Эти слова традиционно являются материалом для размышлений о месте в мире Чехова такой ценности, как счастье, — и это направление мысли совершенно оправданно, оно подтверждается дальнейшими размышлениями героя.

Но очевидно, что этот важный для Чехова тезис (пусть и отданный герою) содержит и второй существенный элемент, который к тому же порождает выразительный образ «человека с молоточком», а значит именно на нем поставлен принципиальный авторский акцент.
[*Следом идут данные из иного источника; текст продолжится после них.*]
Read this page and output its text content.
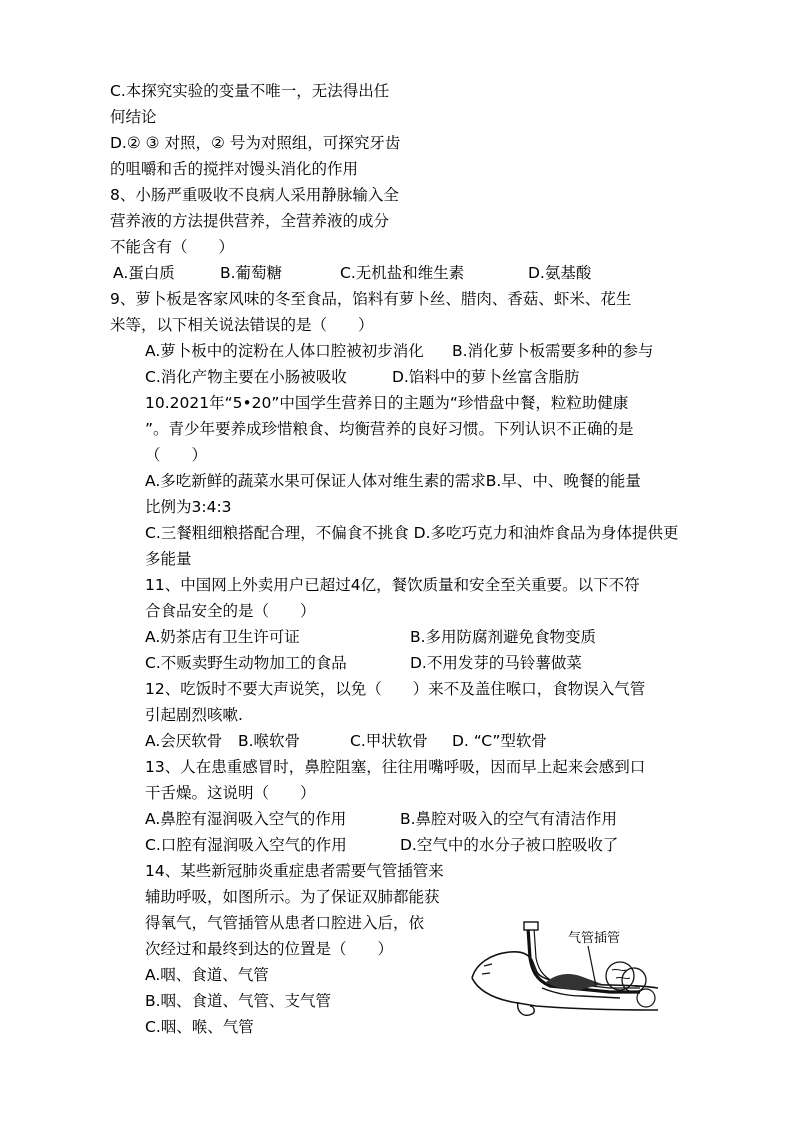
C.本探究实验的变量不唯一，无法得出任
何结论
D.② ③ 对照，② 号为对照组，可探究牙齿
的咀嚼和舌的搅拌对馒头消化的作用
8、小肠严重吸收不良病人采用静脉输入全
营养液的方法提供营养，全营养液的成分
不能含有（　　）
A.蛋白质	B.葡萄糖	C.无机盐和维生素	D.氨基酸
9、萝卜板是客家风味的冬至食品，馅料有萝卜丝、腊肉、香菇、虾米、花生
米等，以下相关说法错误的是（　　）
A.萝卜板中的淀粉在人体口腔被初步消化 B.消化萝卜板需要多种的参与
C.消化产物主要在小肠被吸收	D.馅料中的萝卜丝富含脂肪
10.2021年“5•20”中国学生营养日的主题为“珍惜盘中餐，粒粒助健康
”。青少年要养成珍惜粮食、均衡营养的良好习惯。下列认识不正确的是
（　　）
A.多吃新鲜的蔬菜水果可保证人体对维生素的需求B.早、中、晚餐的能量
比例为3:4:3
C.三餐粗细粮搭配合理，不偏食不挑食 D.多吃巧克力和油炸食品为身体提供更
多能量
11、中国网上外卖用户已超过4亿，餐饮质量和安全至关重要。以下不符
合食品安全的是（　　）
A.奶茶店有卫生许可证	B.多用防腐剂避免食物变质
C.不贩卖野生动物加工的食品	D.不用发芽的马铃薯做菜
12、吃饭时不要大声说笑，以免（　　）来不及盖住喉口，食物误入气管
引起剧烈咳嗽.
A.会厌软骨 B.喉软骨	C.甲状软骨 D. “C”型软骨
13、人在患重感冒时，鼻腔阻塞，往往用嘴呼吸，因而早上起来会感到口
干舌燥。这说明（　　）
A.鼻腔有湿润吸入空气的作用	B.鼻腔对吸入的空气有清洁作用
C.口腔有湿润吸入空气的作用	D.空气中的水分子被口腔吸收了
14、某些新冠肺炎重症患者需要气管插管来
辅助呼吸，如图所示。为了保证双肺都能获
得氧气，气管插管从患者口腔进入后，依
次经过和最终到达的位置是（　　）
A.咽、食道、气管
B.咽、食道、气管、支气管
C.咽、喉、气管
气管插管
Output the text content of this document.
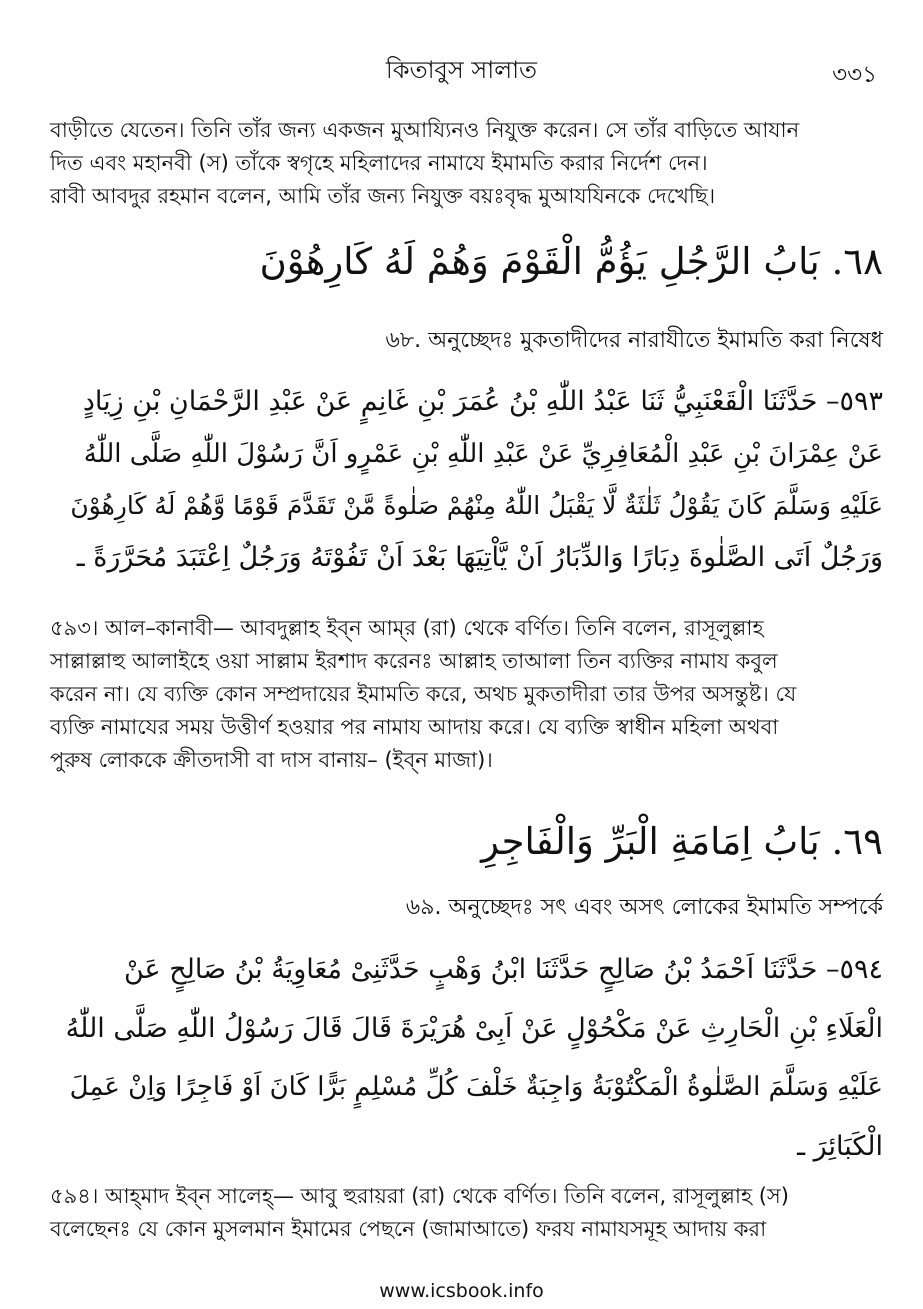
কিতাবুস সালাত	৩৩১

বাড়ীতে যেতেন। তিনি তাঁর জন্য একজন মুআয্যিনও নিযুক্ত করেন। সে তাঁর বাড়িতে আযান

দিত এবং মহানবী (স) তাঁকে স্বগৃহে মহিলাদের নামাযে ইমামতি করার নির্দেশ দেন।

রাবী আবদুর রহমান বলেন, আমি তাঁর জন্য নিযুক্ত বয়ঃবৃদ্ধ মুআযযিনকে দেখেছি।

٦٨. بَابُ الرَّجُلِ يَؤُمُّ الْقَوْمَ وَهُمْ لَهُ كَارِهُوْنَ
৬৮. অনুচ্ছেদঃ মুকতাদীদের নারাযীতে ইমামতি করা নিষেধ

٥٩٣– حَدَّثَنَا الْقَعْنَبِيُّ ثَنَا عَبْدُ اللّٰهِ بْنُ عُمَرَ بْنِ غَانِمٍ عَنْ عَبْدِ الرَّحْمَانِ بْنِ زِيَادٍ

عَنْ عِمْرَانَ بْنِ عَبْدِ الْمُعَافِرِيِّ عَنْ عَبْدِ اللّٰهِ بْنِ عَمْرٍو اَنَّ رَسُوْلَ اللّٰهِ صَلَّى اللّٰهُ

عَلَيْهِ وَسَلَّمَ كَانَ يَقُوْلُ ثَلٰثَةٌ لَّا يَقْبَلُ اللّٰهُ مِنْهُمْ صَلٰوةً مَّنْ تَقَدَّمَ قَوْمًا وَّهُمْ لَهُ كَارِهُوْنَ

وَرَجُلٌ اَتَى الصَّلٰوةَ دِبَارًا وَالدِّبَارُ اَنْ يَّاْتِيَهَا بَعْدَ اَنْ تَفُوْتَهُ وَرَجُلٌ اِعْتَبَدَ مُحَرَّرَةً ـ

৫৯৩। আল–কানাবী— আবদুল্লাহ ইব্‌ন আম্‌র (রা) থেকে বর্ণিত। তিনি বলেন, রাসূলুল্লাহ

সাল্লাল্লাহু আলাইহে ওয়া সাল্লাম ইরশাদ করেনঃ আল্লাহ তাআলা তিন ব্যক্তির নামায কবুল

করেন না। যে ব্যক্তি কোন সম্প্রদায়ের ইমামতি করে, অথচ মুকতাদীরা তার উপর অসন্তুষ্ট। যে

ব্যক্তি নামাযের সময় উত্তীর্ণ হওয়ার পর নামায আদায় করে। যে ব্যক্তি স্বাধীন মহিলা অথবা

পুরুষ লোককে ক্রীতদাসী বা দাস বানায়– (ইব্‌ন মাজা)।

٦٩. بَابُ اِمَامَةِ الْبَرِّ وَالْفَاجِرِ
৬৯. অনুচ্ছেদঃ সৎ এবং অসৎ লোকের ইমামতি সম্পর্কে

٥٩٤– حَدَّثَنَا اَحْمَدُ بْنُ صَالِحٍ حَدَّثَنَا ابْنُ وَهْبٍ حَدَّثَنِىْ مُعَاوِيَةُ بْنُ صَالِحٍ عَنْ

الْعَلَاءِ بْنِ الْحَارِثِ عَنْ مَكْحُوْلٍ عَنْ اَبِىْ هُرَيْرَةَ قَالَ قَالَ رَسُوْلُ اللّٰهِ صَلَّى اللّٰهُ

عَلَيْهِ وَسَلَّمَ الصَّلٰوةُ الْمَكْتُوْبَةُ وَاجِبَةٌ خَلْفَ كُلِّ مُسْلِمٍ بَرًّا كَانَ اَوْ فَاجِرًا وَاِنْ عَمِلَ

الْكَبَائِرَ ـ

৫৯৪। আহ্‌মাদ ইব্‌ন সালেহ্‌— আবু হুরায়রা (রা) থেকে বর্ণিত। তিনি বলেন, রাসূলুল্লাহ (স)

বলেছেনঃ যে কোন মুসলমান ইমামের পেছনে (জামাআতে) ফরয নামাযসমূহ আদায় করা

www.icsbook.info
Вновь мы видим, как принципом жизненной адекватности у Чехова становится мера беды.

Примечания

1. «<...> Такой подход к изображению жизни, при котором основной интерес автора сосредоточен не столько на явлениях самих по себе, сколько на представлениях о них, на возможности разных представлений об одних и тех же явлениях, на путях формирования этих представлений, на природе иллюзий, заблуждения, ложного мнения» (Катаев В.Б. Проза Чехова: проблемы интерпретации. М., 1979. С. 24—25).
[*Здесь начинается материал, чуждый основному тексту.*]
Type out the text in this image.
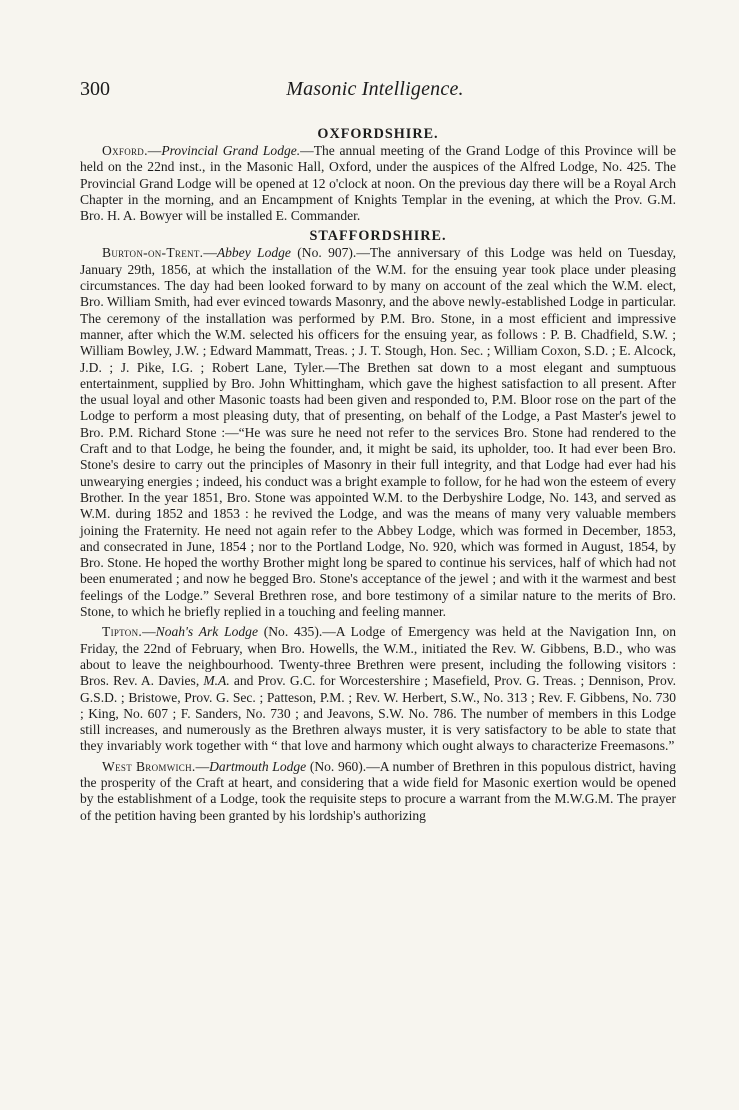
300	Masonic Intelligence.
OXFORDSHIRE.

Oxford.—Provincial Grand Lodge.—The annual meeting of the Grand Lodge of this Province will be held on the 22nd inst., in the Masonic Hall, Oxford, under the auspices of the Alfred Lodge, No. 425. The Provincial Grand Lodge will be opened at 12 o'clock at noon. On the previous day there will be a Royal Arch Chapter in the morning, and an Encampment of Knights Templar in the evening, at which the Prov. G.M. Bro. H. A. Bowyer will be installed E. Commander.

STAFFORDSHIRE.

Burton-on-Trent.—Abbey Lodge (No. 907).—The anniversary of this Lodge was held on Tuesday, January 29th, 1856, at which the installation of the W.M. for the ensuing year took place under pleasing circumstances. The day had been looked forward to by many on account of the zeal which the W.M. elect, Bro. William Smith, had ever evinced towards Masonry, and the above newly-established Lodge in particular. The ceremony of the installation was performed by P.M. Bro. Stone, in a most efficient and impressive manner, after which the W.M. selected his officers for the ensuing year, as follows : P. B. Chadfield, S.W. ; William Bowley, J.W. ; Edward Mammatt, Treas. ; J. T. Stough, Hon. Sec. ; William Coxon, S.D. ; E. Alcock, J.D. ; J. Pike, I.G. ; Robert Lane, Tyler.—The Brethen sat down to a most elegant and sumptuous entertainment, supplied by Bro. John Whittingham, which gave the highest satisfaction to all present. After the usual loyal and other Masonic toasts had been given and responded to, P.M. Bloor rose on the part of the Lodge to perform a most pleasing duty, that of presenting, on behalf of the Lodge, a Past Master's jewel to Bro. P.M. Richard Stone :—“He was sure he need not refer to the services Bro. Stone had rendered to the Craft and to that Lodge, he being the founder, and, it might be said, its upholder, too. It had ever been Bro. Stone's desire to carry out the principles of Masonry in their full integrity, and that Lodge had ever had his unwearying energies ; indeed, his conduct was a bright example to follow, for he had won the esteem of every Brother. In the year 1851, Bro. Stone was appointed W.M. to the Derbyshire Lodge, No. 143, and served as W.M. during 1852 and 1853 : he revived the Lodge, and was the means of many very valuable members joining the Fraternity. He need not again refer to the Abbey Lodge, which was formed in December, 1853, and consecrated in June, 1854 ; nor to the Portland Lodge, No. 920, which was formed in August, 1854, by Bro. Stone. He hoped the worthy Brother might long be spared to continue his services, half of which had not been enumerated ; and now he begged Bro. Stone's acceptance of the jewel ; and with it the warmest and best feelings of the Lodge.” Several Brethren rose, and bore testimony of a similar nature to the merits of Bro. Stone, to which he briefly replied in a touching and feeling manner.

Tipton.—Noah's Ark Lodge (No. 435).—A Lodge of Emergency was held at the Navigation Inn, on Friday, the 22nd of February, when Bro. Howells, the W.M., initiated the Rev. W. Gibbens, B.D., who was about to leave the neighbourhood. Twenty-three Brethren were present, including the following visitors : Bros. Rev. A. Davies, M.A. and Prov. G.C. for Worcestershire ; Masefield, Prov. G. Treas. ; Dennison, Prov. G.S.D. ; Bristowe, Prov. G. Sec. ; Patteson, P.M. ; Rev. W. Herbert, S.W., No. 313 ; Rev. F. Gibbens, No. 730 ; King, No. 607 ; F. Sanders, No. 730 ; and Jeavons, S.W. No. 786. The number of members in this Lodge still increases, and numerously as the Brethren always muster, it is very satisfactory to be able to state that they invariably work together with “ that love and harmony which ought always to characterize Freemasons.”

West Bromwich.—Dartmouth Lodge (No. 960).—A number of Brethren in this populous district, having the prosperity of the Craft at heart, and considering that a wide field for Masonic exertion would be opened by the establishment of a Lodge, took the requisite steps to procure a warrant from the M.W.G.M. The prayer of the petition having been granted by his lordship's authorizing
2. Ср. идеи В.Б. Катаева о том, что «Дуэль» связана с сахалинским опытом Чехова в том отношении, что здесь также существует тема суда, преступления, приговора — только переведенные в житейский контекст, по отношению к Лаевскому и Надежде Федоровне, а также вопрос о праве на такой суд. См.: Катаев В.Б. Указ. соч. С. 122—123.

3. Общую теорию композиции в аспекте повествовательной точки зрения см. в классической работе: Успенский Б.А. Поэтика композиции: Структура художественного текста и типология композиционной формы. М., 1970.

4. Скафтымов А.П. О единстве формы и содержания в «Вишневом саде» А.П. Чехова // Скафтымов А.П. Нравственные искания русских писателей. М., 1972. С. 353.

5. В.И. Тюпа предлагает использовать категорию «сарказм» для определения чеховского взгляда на неидеальную действительность без знания идеала самим автором. См.: Тюпа В.И. Художественность чеховского рассказа. М., 1989. С. 58—79.

6. Его желание «описать дуэль в смешном виде» (7, 441) можно, с известной натяжкой, соотнести с одной из писательских масок самого Чехова, разумеется, в существенно отчужденном виде.